On Mon, Jul 9, 2018 at 3:29 PM David Laight <david.lai...@aculab.com> wrote:
> From: Alexey Brodkin
> > Sent: 09 July 2018 13:48
> > Atomic instructions require data they operate on to be aligned
> > according to data size. I.e. 32-bit atomic values must be 32-bit
> > aligned while 64-bit values must be 64-bit aligned.
> >
> > Otherwise even if CPU may handle not-aligend normal data access,
> > still atomic instructions fail and typically raise an exception
> > leaving us dead in the water.
> ...
> > diff --git a/include/asm-generic/atomic64.h b/include/asm-generic/atomic64.h
> > index 8d28eb010d0d..b94b749b5952 100644
> > --- a/include/asm-generic/atomic64.h
> > +++ b/include/asm-generic/atomic64.h
> > @@ -13,7 +13,7 @@
> >  #define _ASM_GENERIC_ATOMIC64_H
> >
> >  typedef struct {
> > -     long long counter;
> > +     u64 __aligned(8) counter;
> >  } atomic64_t;
>
> Apart from the fact that this changes the value from signed to unsigned
> should most of the architectures be using this generic definition?
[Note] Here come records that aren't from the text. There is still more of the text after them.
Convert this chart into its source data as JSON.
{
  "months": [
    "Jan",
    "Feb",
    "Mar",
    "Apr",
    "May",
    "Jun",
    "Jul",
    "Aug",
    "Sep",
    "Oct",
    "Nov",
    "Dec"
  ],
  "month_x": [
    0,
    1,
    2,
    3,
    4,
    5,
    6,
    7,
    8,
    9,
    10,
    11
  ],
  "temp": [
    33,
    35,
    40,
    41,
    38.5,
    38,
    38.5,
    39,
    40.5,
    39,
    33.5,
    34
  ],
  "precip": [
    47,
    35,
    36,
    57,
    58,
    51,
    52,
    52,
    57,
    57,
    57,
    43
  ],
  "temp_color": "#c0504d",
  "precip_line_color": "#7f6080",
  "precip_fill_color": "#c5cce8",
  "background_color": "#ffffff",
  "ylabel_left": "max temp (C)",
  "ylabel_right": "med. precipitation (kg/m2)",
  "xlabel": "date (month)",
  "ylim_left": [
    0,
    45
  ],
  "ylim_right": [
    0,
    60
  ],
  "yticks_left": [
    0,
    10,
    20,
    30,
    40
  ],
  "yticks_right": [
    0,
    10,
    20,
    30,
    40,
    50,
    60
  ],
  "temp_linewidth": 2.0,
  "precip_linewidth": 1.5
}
64-bit architectures use the one from include/linux/types.h instead.

Gr{oetje,eeting}s,

                        Geert

-- 
Geert Uytterhoeven -- There's lots of Linux beyond ia32 -- ge...@linux-m68k.org

In personal conversations with technical people, I call myself a hacker. But
when I'm talking to journalists I just say "programmer" or something like that.